Just a month after the reveal that the NYPD is $100 million over budget on overtime alone, they decided to reveal a new way they intend to waste public money: robot police officers. I guess someone missed the point of the movie.
Looking like the offspring of a dildo and a dalek (which believe me, people have noticed), Officer K5 will apparently be patrolling New York subway stations to offer “an additional layer of security & assistance.” How exactly the armless, legless robot could possibly do either of those things hasn’t been explained—probably because it can’t, as the only faculties this shiny misuse of civic resources has are a security camera and a speaker. The most it can do to actually stop anything is get in people’s way, and that’s going to be much more of an inconvenience for commuters than anything else.

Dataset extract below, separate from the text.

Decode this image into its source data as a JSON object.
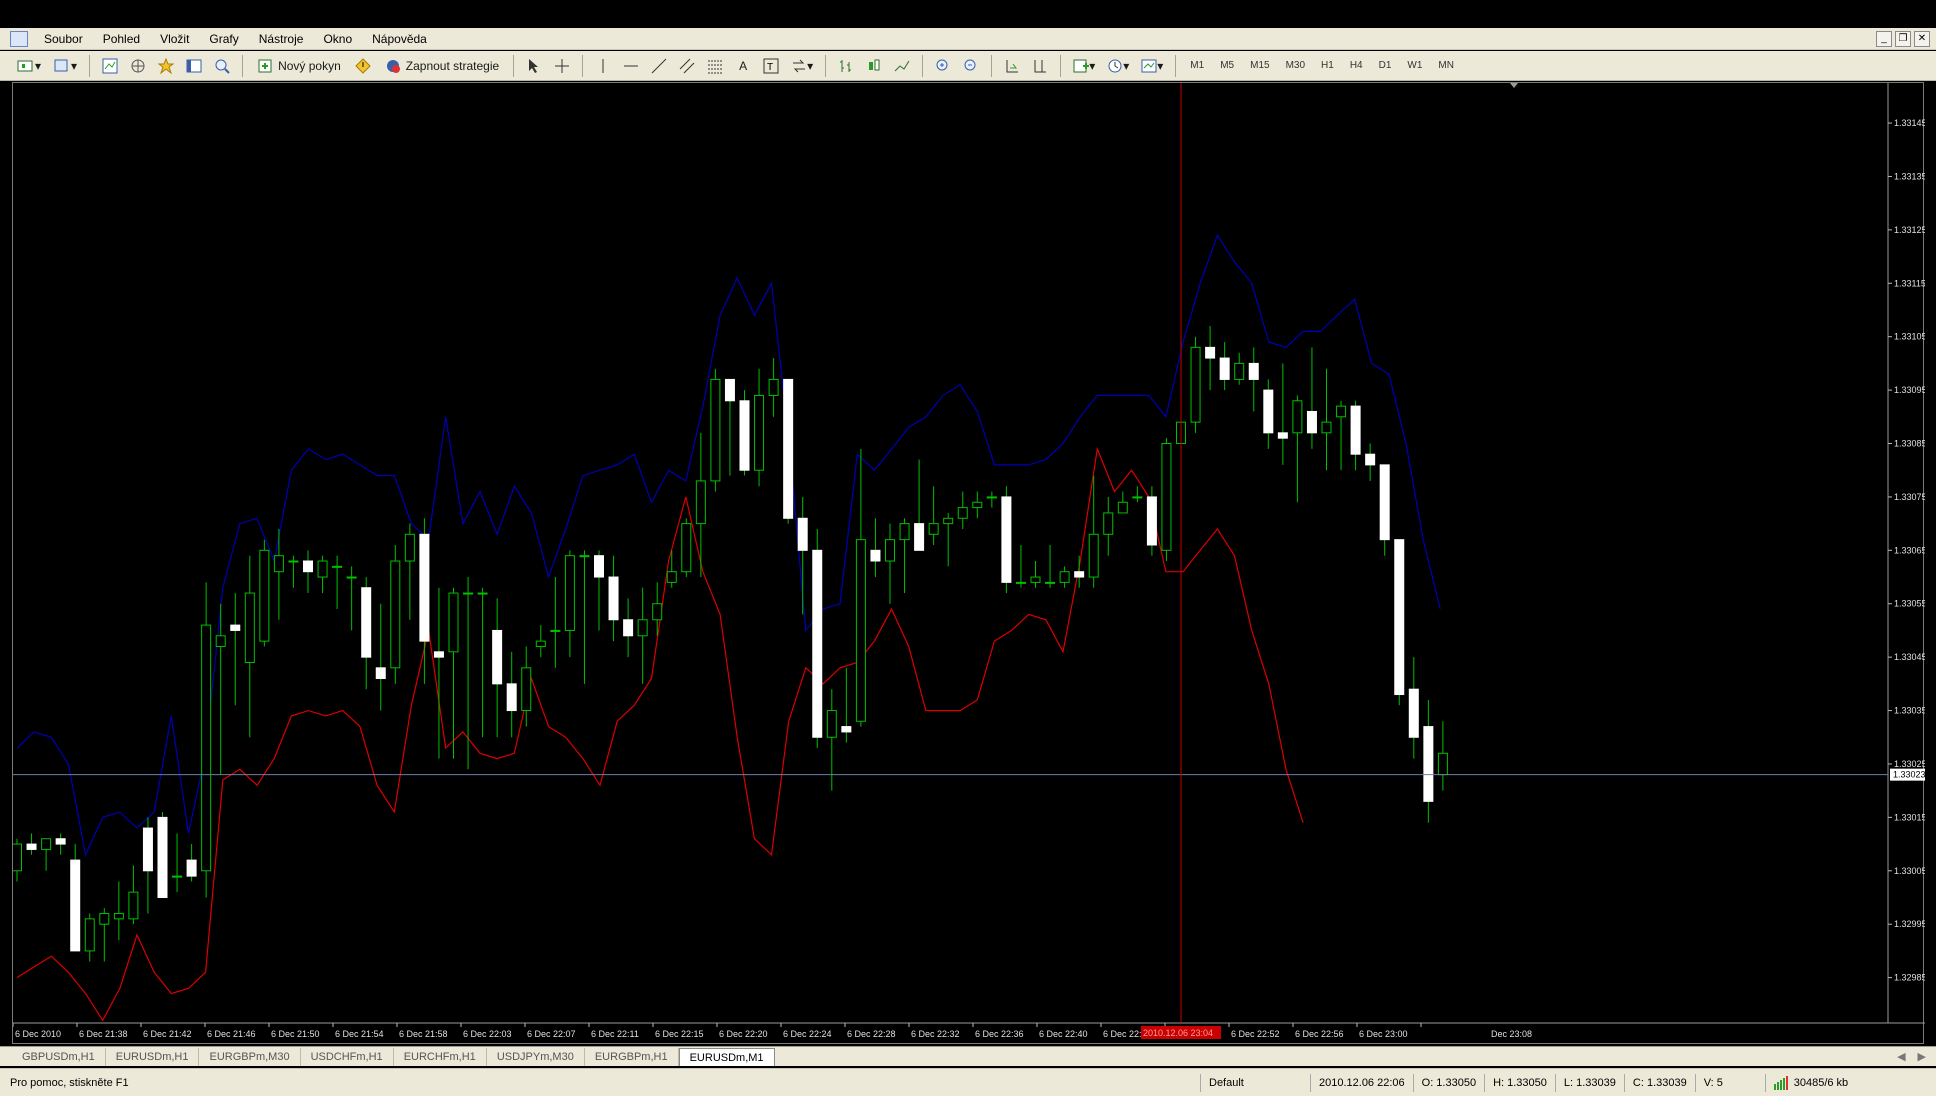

Naturally, the good people of New York’s (and the internet) first thought was how to put the money-sinking spy bot out of commission. Suggestions included the obvious (pushing it over, spray paint) to the comical (bag on the head) and the thrifty (strip it for scrap metal)—after all, you’ve got to have your side hustle in this late-stage capitalist, dystopian nightmare!
Given New Yorkers’ disdain for both snitches and anything that makes their public transit experience any more aggravating than it already is, it’s only a matter of time until pushing the spy-bot onto the tracks becomes a civic sport.
Whoever is running the NYPD transit account initially tried clapping back, explaining that the waste of taxpayer money will be stationed on the mezzanine, not the platform (so an even more useless location if it actually were about safety, but we all know it’s not). However, the barrage of inventive tweets about all the different ways people could destroy their expensive security camera on wheels seems to have taught them that joining the conversation isn’t going to work—because now they’re ignoring the responses instead.
This is, of course, unless they’re behind the currently-unverified (a meaningless status on today’s Twitter) Officer K5 Twitter account, which would actually be a smart move because if there’s anything social media has taught us, it’s that we’ll bond with anything non-human so long as it has a cute Twitter account. While some of its tweets look ironic enough, it may well be a satire account instead. It’s honestly hard to tell at this point, given how chronically bad the police always are at reading the room and relating to anybody else.
It’s not just that this is another example of over policing—one that primarily targets low income people committing non-violent offenses at that—that has people angry. It’s that it comes at a time when public services are being slashed in the name of “frugality”—with schools, libraries, and social programs as the primary targets.
The fact that the mayor’s planning on cutting city spending by $4 billion, while nothing is being done to curb police overtime or the rest of their over-inflated budget, means there’s going to be even less money for social programs and public services—even though it has been proven again and again that they do more to cut crime than police ever will, and without criminalizing marginalized people in the process. This kind of ridiculous spending on a glorified CCTV camera just rubs salt into the wound, that the city would rather continue to empower its already overpaid and under-regulated police force than spend money on services that actually reduce crime and improve the overall quality of life for all its citizens.
Empowering the police with more money, more weapons, more guns, always sells better to the right. Actually helping and solving problems doesn’t make them feel powerful; identifying with the people who get to stomp around, enforcing their will on others and enacting state violence—and then ensuring those people have military-grade weaponry and armored vehicles—does. Basically, I’m saying Officer K5 is the equivalent of a really rad sports car, bought by a middle-aged man trying to compensate something—and everybody else is paying the price.